Easements should contain the legal description of the land that is subject to the easement and should in most cases be recorded. Easements appurtenant should also describe the benefitted land.  It is prudent to specify the amount of water that is authorized to be taken from the source, permitted use and sometimes the depth of a well.  Remember that in Washington the land owner will be required to sign a covenant that prohibits use within one hundred feet of a well used for drinking water.

If the easement is given for future development it is best to make it immediately effective, not effective whenever the development occurs to avoid creating a voidable future interest.
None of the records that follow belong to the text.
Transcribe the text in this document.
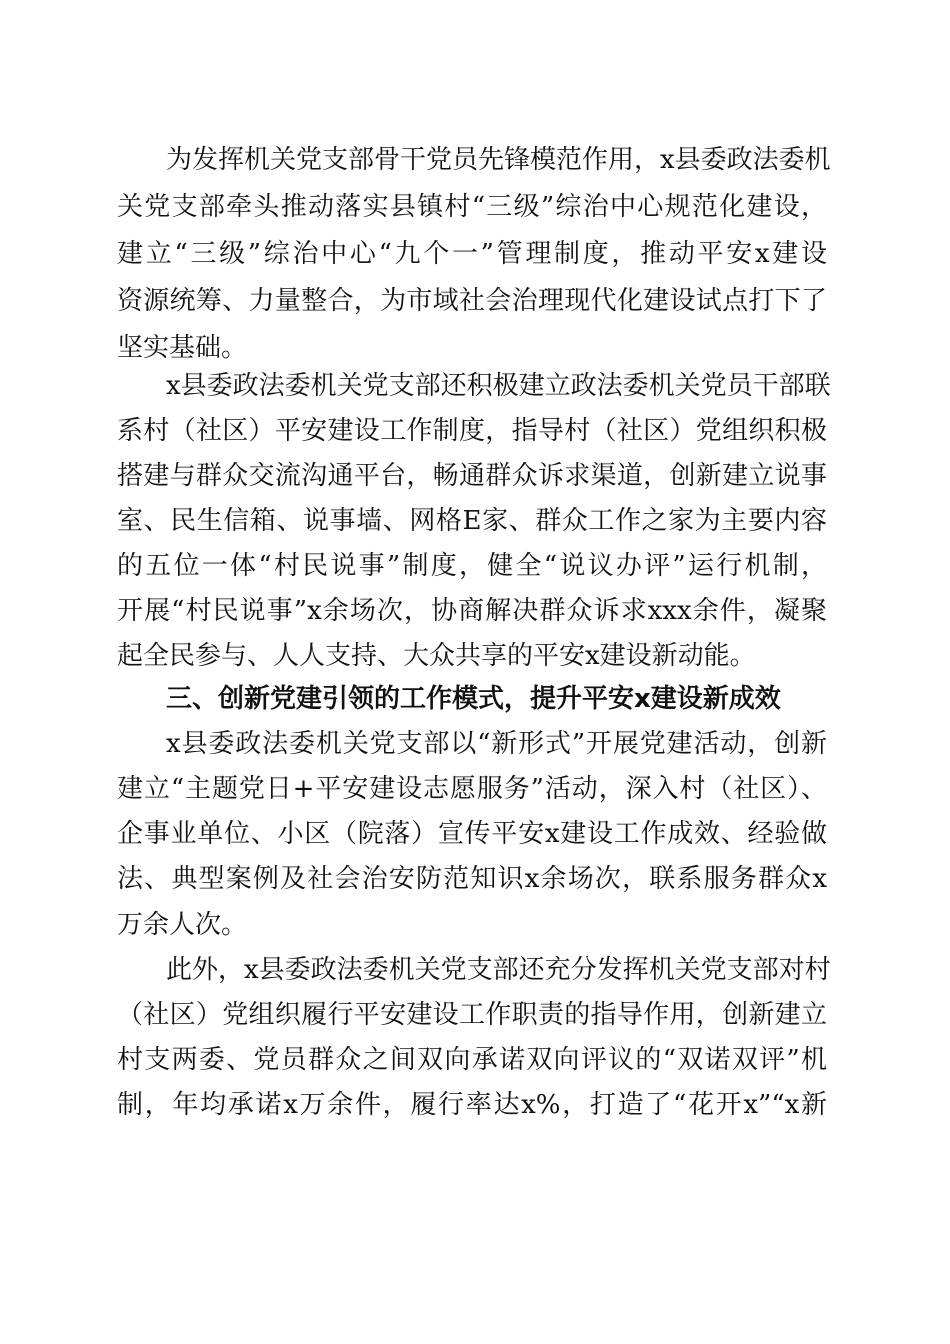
为发挥机关党支部骨干党员先锋模范作用，x县委政法委机
关党支部牵头推动落实县镇村“三级”综治中心规范化建设，
建立“三级”综治中心“九个一”管理制度，推动平安x建设
资源统筹、力量整合，为市域社会治理现代化建设试点打下了
坚实基础。
x县委政法委机关党支部还积极建立政法委机关党员干部联
系村（社区）平安建设工作制度，指导村（社区）党组织积极
搭建与群众交流沟通平台，畅通群众诉求渠道，创新建立说事
室、民生信箱、说事墙、网格E家、群众工作之家为主要内容
的五位一体“村民说事”制度，健全“说议办评”运行机制，
开展“村民说事”x余场次，协商解决群众诉求xxx余件，凝聚
起全民参与、人人支持、大众共享的平安x建设新动能。
三、创新党建引领的工作模式，提升平安x建设新成效
x县委政法委机关党支部以“新形式”开展党建活动，创新
建立“主题党日+平安建设志愿服务”活动，深入村（社区）、
企事业单位、小区（院落）宣传平安x建设工作成效、经验做
法、典型案例及社会治安防范知识x余场次，联系服务群众x
万余人次。
此外，x县委政法委机关党支部还充分发挥机关党支部对村
（社区）党组织履行平安建设工作职责的指导作用，创新建立
村支两委、党员群众之间双向承诺双向评议的“双诺双评”机
制，年均承诺x万余件，履行率达x%，打造了“花开x”“x新
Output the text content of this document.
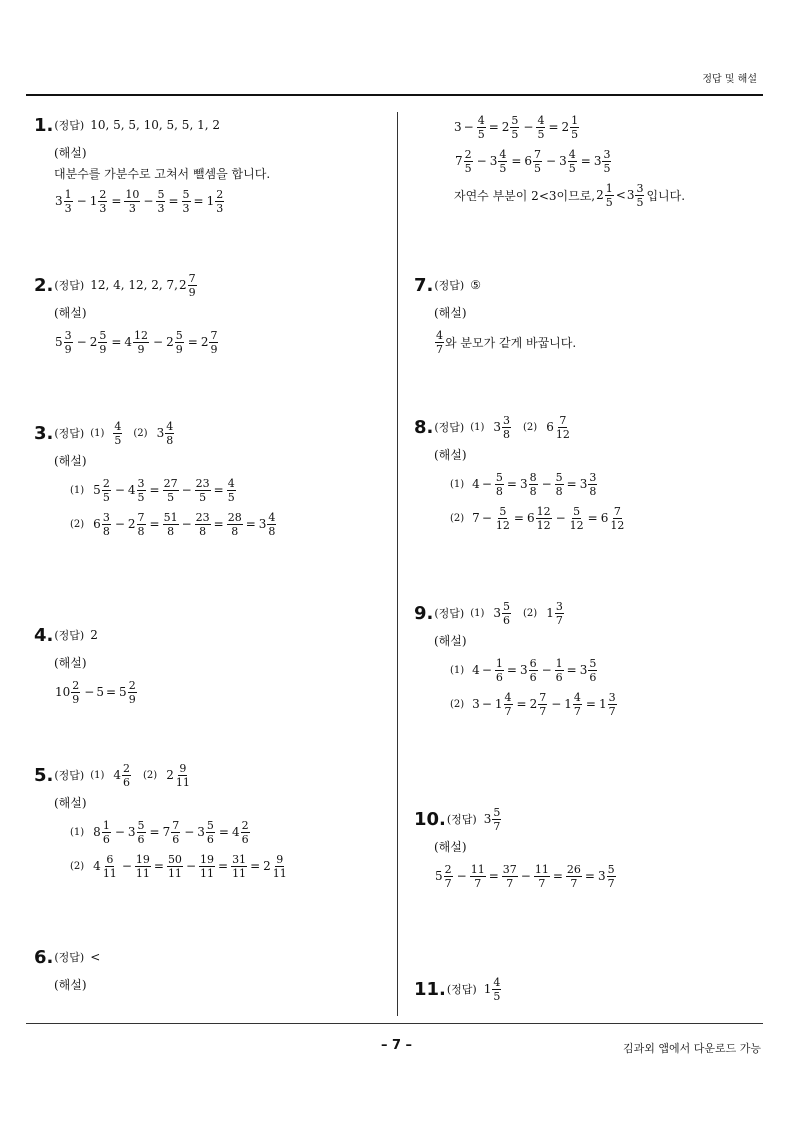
정답 및 해설
– 7 –	김과외 앱에서 다운로드 가능
1. (정답) 10, 5, 5, 10, 5, 5, 1, 2
(해설)
대분수를 가분수로 고쳐서 뺄셈을 합니다.
$3 \frac{1}{3} - 1 \frac{2}{3} = \frac{10}{3} - \frac{5}{3} = \frac{5}{3} = 1 \frac{2}{3}$
2. (정답) 12, 4, 12, 2, 7, $2 \frac{7}{9}$
(해설)
$5 \frac{3}{9} - 2 \frac{5}{9} = 4 \frac{12}{9} - 2 \frac{5}{9} = 2 \frac{7}{9}$
3. (정답) $(1) \frac{4}{5} (2)$ $3 \frac{4}{8}$
(해설)
(1) $5 \frac{2}{5} - 4 \frac{3}{5} = \frac{27}{5} - \frac{23}{5} = \frac{4}{5}$
(2) $6 \frac{3}{8} - 2 \frac{7}{8} = \frac{51}{8} - \frac{23}{8} = \frac{28}{8} = 3 \frac{4}{8}$
4. (정답) 2
(해설)
$10 \frac{2}{9} - 5 = 5 \frac{2}{9}$
5. (정답) (1) $4 \frac{2}{6} (2)$ $2 \frac{9}{11}$
(해설)
(1) $8 \frac{1}{6} - 3 \frac{5}{6} = 7 \frac{7}{6} - 3 \frac{5}{6} = 4 \frac{2}{6}$
(2) $4 \frac{6}{11} - \frac{19}{11} = \frac{50}{11} - \frac{19}{11} = \frac{31}{11} = 2 \frac{9}{11}$
6. (정답) <
(해설)
$3 - \frac{4}{5} = 2 \frac{5}{5} - \frac{4}{5} = 2 \frac{1}{5}$
$7 \frac{2}{5} - 3 \frac{4}{5} = 6 \frac{7}{5} - 3 \frac{4}{5} = 3 \frac{3}{5}$
자연수 부분이 2<3이므로, $2 \frac{1}{5} < 3 \frac{3}{5}$ 입니다.
7. (정답) ⑤
(해설)
$\frac{4}{7}$ 와 분모가 같게 바꿉니다.
8. (정답) (1) $3 \frac{3}{8} (2)$ $6 \frac{7}{12}$
(해설)
(1) $4 - \frac{5}{8} = 3 \frac{8}{8} - \frac{5}{8} = 3 \frac{3}{8}$
(2) $7 - \frac{5}{12} = 6 \frac{12}{12} - \frac{5}{12} = 6 \frac{7}{12}$
9. (정답) (1) $3 \frac{5}{6} (2)$ $1 \frac{3}{7}$
(해설)
(1) $4 - \frac{1}{6} = 3 \frac{6}{6} - \frac{1}{6} = 3 \frac{5}{6}$
(2) $3 - 1 \frac{4}{7} = 2 \frac{7}{7} - 1 \frac{4}{7} = 1 \frac{3}{7}$
10. (정답) $3 \frac{5}{7}$
(해설)
$5 \frac{2}{7} - \frac{11}{7} = \frac{37}{7} - \frac{11}{7} = \frac{26}{7} = 3 \frac{5}{7}$
11. (정답) $1 \frac{4}{5}$
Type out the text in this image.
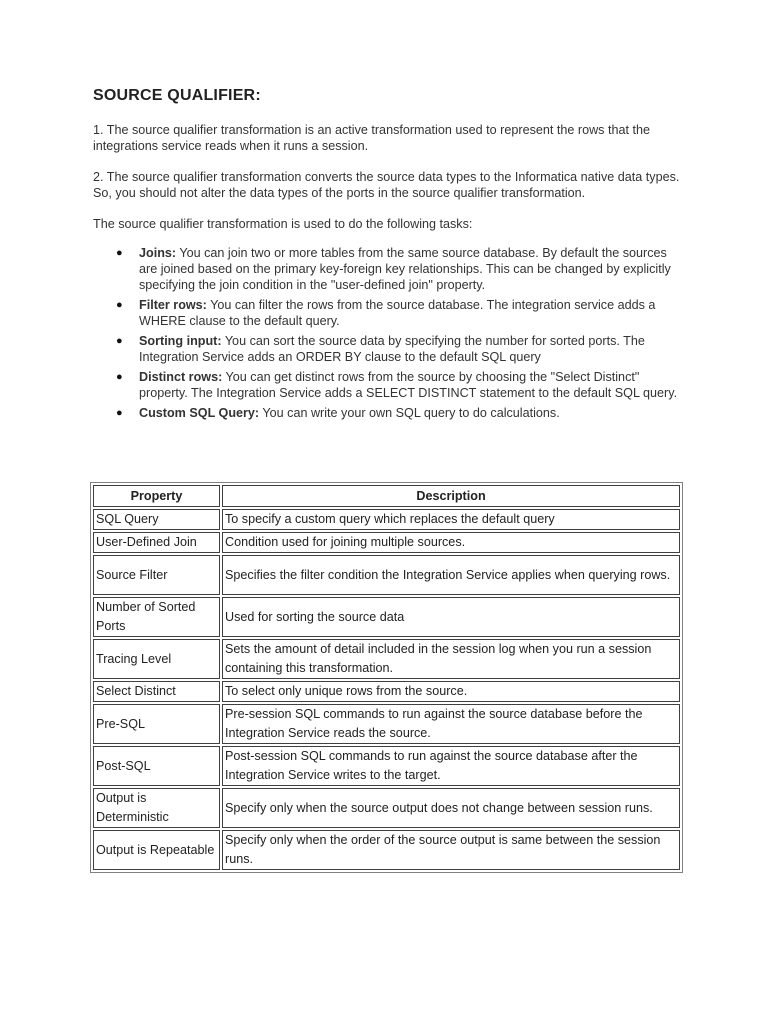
SOURCE QUALIFIER:

1. The source qualifier transformation is an active transformation used to represent the rows that the integrations service reads when it runs a session.

2. The source qualifier transformation converts the source data types to the Informatica native data types. So, you should not alter the data types of the ports in the source qualifier transformation.

The source qualifier transformation is used to do the following tasks:

● Joins: You can join two or more tables from the same source database. By default the sources are joined based on the primary key-foreign key relationships. This can be changed by explicitly specifying the join condition in the "user-defined join" property.
● Filter rows: You can filter the rows from the source database. The integration service adds a WHERE clause to the default query.
● Sorting input: You can sort the source data by specifying the number for sorted ports. The Integration Service adds an ORDER BY clause to the default SQL query
● Distinct rows: You can get distinct rows from the source by choosing the "Select Distinct" property. The Integration Service adds a SELECT DISTINCT statement to the default SQL query.
● Custom SQL Query: You can write your own SQL query to do calculations.
Property	Description
SQL Query	To specify a custom query which replaces the default query
User-Defined Join	Condition used for joining multiple sources.
Source Filter	Specifies the filter condition the Integration Service applies when querying rows.
Number of Sorted Ports	Used for sorting the source data
Tracing Level	Sets the amount of detail included in the session log when you run a session containing this transformation.
Select Distinct	To select only unique rows from the source.
Pre-SQL	Pre-session SQL commands to run against the source database before the Integration Service reads the source.
Post-SQL	Post-session SQL commands to run against the source database after the Integration Service writes to the target.
Output is Deterministic	Specify only when the source output does not change between session runs.
Output is Repeatable	Specify only when the order of the source output is same between the session runs.
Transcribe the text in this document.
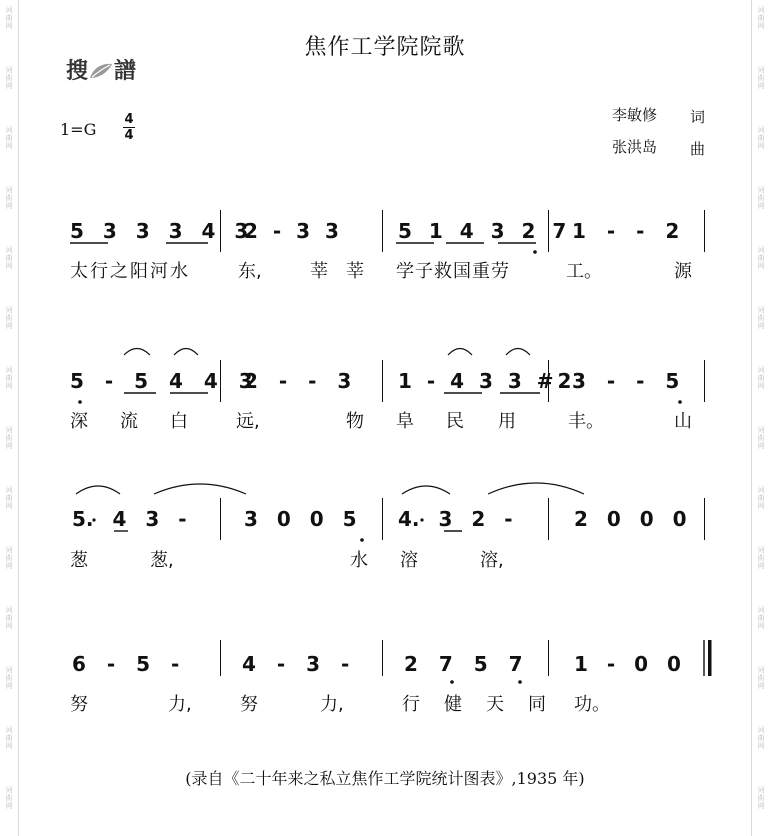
词曲网
词曲网
词曲网
词曲网
词曲网
词曲网
词曲网
词曲网
词曲网
词曲网
词曲网
词曲网
词曲网
词曲网
词曲网
词曲网
词曲网
词曲网
词曲网
词曲网
词曲网
词曲网
词曲网
词曲网
词曲网
词曲网
词曲网
词曲网
焦作工学院院歌
搜 譜
1=G
4
4
李敏修 词
张洪岛 曲
5 3 3 3 4 3
2 - 3 3	5 1 4 3 2 7 1 - - 2
太行之阳河水	东,	莘 莘 学子救国重劳	工。	源
5 - 5 4 4 3
2 - - 3 1 - 4 3 3 #2
3 - - 5
深 流 白	远,	物 阜 民 用	丰。	山
5. 4 3 -	3 0 0 5 4. 3 2 -	2 0 0 0
葱	葱,	水 溶	溶,
6 - 5 -	4 - 3 -	2 7 5 7	1 - 0 0
努	力,	努	力,	行 健 天 同 功。
(录自《二十年来之私立焦作工学院统计图表》,1935 年)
Water Rights: Let the Buyer Beware.

November 4, 2014

Water rights issues are cropping up with increasing frequency as water becomes a diminishing commodity. In the Puget Sound area this is a somewhat ironic concept, as flooding seems to have been on the uptick and the drizzle for which the area is renown has certainly not disappeared. Flooding however is often attributed to logging and development which causes rainwater to become surface water, rather than groundwater, available through wells. The expansion of the population beyond areas served by water systems has created a proliferation of wells, drawing from largely unknown underground estuaries. This increased burden on the supply of water diminishes the quantity of water available to wells, sometimes with disastrous results.

Care must be taken when purchasing water rights or acquiring property with water rights. The value of property is often dependent on water rights but too often property is purchased without a thorough investigation of those water rights. Scrutiny of a title report may give the buyer false confidence in the availability of water.

In verifying the validity of a water source the inquirer enters into the Byzantine realm of Washington water rights, which defy easy explanation. Broadly speaking there are three levels of inquiry. First water systems must be permitted by the State Department of Ecology. However, there are certain exemptions from state permitting requirements and water systems that predate the water code of 1917 need not be permitted. Roughly 166,000 systems claim to have originated before 1917 but very few claims, if any, have been adjudicated. Next the county determines compliance with health requirements and conducts routine inspections. This is usually a fairly straight forward inquiry for the purchaser.

The last common level of inquiry relates to the assignment of water rights. The right to draw water is assignable. As to any water source that is off-site, the validity of the transfer of water rights must be verified. If there is a well on site, all documents transferring rights to others, or allocating rights of use, must be verified. When creating a joint-use well a great deal of difficulty can be avoided by carefully delineating each user’s rights and duties. This warrants as much care as the determination of the rights and regulations governing a home owners’ association.